This has been so helpful thanks to everyone.  I want to start trying anodizing and I had no idea 4045 rod would cause problems.  I will pick up some 5053 rods to try next. 

Jeff


----------



## Ray C (Jul 18, 2013)

Jeff,

I was curious about this myself and found this link last night. http://www.keytometals.com/Article39.htm Seems to be very good information and comparison of artificial and natural age hardening. There are vast differences depending on the alloy but some are as short as 4 days.



Ray

- - - Updated - - -


Also, you could build a low/medium temperature kiln. It's not very hard and if you use the same insulating material I used, you might be surprised at how little electricity it consumes. A controller circuit will cost less than 100 bucks. My high temperature kiln takes about 15 minutes to reach 800 degrees. At that point I could shut it off and it will be 700 degrees 3 hours later. It's when you push past 1400 degrees (which you wont need) that it takes a constant supply of current to keep it hot.

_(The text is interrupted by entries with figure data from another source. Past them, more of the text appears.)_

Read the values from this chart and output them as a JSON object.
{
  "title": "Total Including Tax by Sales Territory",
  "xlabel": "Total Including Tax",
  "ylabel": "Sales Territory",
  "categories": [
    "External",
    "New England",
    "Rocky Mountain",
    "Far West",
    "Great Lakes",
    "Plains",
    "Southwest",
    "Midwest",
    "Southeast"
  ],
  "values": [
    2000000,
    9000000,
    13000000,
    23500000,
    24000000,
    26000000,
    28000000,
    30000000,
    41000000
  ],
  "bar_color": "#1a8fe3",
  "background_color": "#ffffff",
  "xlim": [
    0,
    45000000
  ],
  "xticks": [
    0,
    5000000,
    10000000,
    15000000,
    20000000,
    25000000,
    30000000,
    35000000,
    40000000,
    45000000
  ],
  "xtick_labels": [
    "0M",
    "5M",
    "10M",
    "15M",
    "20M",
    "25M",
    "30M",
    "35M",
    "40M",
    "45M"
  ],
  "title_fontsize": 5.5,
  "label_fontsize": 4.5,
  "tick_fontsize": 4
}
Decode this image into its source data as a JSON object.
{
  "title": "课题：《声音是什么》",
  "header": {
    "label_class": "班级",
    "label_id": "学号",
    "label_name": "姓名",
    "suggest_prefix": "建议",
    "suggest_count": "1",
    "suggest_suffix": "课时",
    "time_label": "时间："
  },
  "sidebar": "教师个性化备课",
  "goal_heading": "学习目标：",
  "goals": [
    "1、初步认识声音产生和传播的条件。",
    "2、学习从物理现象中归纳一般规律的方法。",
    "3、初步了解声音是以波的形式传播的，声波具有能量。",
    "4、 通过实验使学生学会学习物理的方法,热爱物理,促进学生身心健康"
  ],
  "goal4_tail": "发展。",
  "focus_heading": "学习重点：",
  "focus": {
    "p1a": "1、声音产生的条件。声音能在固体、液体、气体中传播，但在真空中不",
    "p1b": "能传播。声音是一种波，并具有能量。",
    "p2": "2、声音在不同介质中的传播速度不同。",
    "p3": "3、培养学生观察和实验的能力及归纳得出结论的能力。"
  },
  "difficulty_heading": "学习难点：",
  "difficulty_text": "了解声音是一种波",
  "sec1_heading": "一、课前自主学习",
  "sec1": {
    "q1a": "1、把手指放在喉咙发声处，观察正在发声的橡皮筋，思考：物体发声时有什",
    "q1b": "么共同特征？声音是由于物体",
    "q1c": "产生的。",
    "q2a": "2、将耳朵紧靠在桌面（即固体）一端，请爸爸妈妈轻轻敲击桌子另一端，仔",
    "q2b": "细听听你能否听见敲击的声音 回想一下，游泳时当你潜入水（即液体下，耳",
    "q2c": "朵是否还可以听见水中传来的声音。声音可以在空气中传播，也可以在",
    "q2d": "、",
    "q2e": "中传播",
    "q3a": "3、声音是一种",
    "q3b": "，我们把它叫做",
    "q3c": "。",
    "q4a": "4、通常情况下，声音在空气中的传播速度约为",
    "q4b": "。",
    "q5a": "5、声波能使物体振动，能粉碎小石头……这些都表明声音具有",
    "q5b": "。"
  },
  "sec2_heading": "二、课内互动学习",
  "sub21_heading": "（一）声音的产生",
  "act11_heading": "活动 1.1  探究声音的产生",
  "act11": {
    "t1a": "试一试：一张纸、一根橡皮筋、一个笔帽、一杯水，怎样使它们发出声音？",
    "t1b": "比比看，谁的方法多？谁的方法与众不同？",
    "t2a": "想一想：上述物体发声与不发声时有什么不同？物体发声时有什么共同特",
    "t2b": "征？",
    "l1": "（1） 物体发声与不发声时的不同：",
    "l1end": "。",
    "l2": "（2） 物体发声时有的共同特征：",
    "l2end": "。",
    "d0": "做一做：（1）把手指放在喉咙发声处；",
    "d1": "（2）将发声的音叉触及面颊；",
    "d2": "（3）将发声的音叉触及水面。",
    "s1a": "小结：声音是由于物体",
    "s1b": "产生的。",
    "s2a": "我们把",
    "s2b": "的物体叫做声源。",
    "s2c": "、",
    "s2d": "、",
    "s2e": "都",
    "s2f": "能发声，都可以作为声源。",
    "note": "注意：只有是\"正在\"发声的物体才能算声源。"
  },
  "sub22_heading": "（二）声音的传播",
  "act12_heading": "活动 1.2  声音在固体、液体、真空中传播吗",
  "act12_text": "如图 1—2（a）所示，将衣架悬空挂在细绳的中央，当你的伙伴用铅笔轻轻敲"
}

Toaster oven?  Forget that.


Ray





Ray C said:


> Jeff,
> 
> I was curious about this myself and found this link last night. http://www.keytometals.com/Article39.htm Seems to be very good information and comparison of artificial and natural age hardening. There are vast differences depending on the alloy but some are as short as 4 days.
> 
> ...


----------



## churchjw (Jul 18, 2013)

Thanks Ray  That page is not one I found and has some great info.  I am out of room to build a large kiln but I may try a small one for small parts.  This does keep me from going down the dead end of trying a toaster oven.  :nuts::nuts:  Which is probably nuts.


----------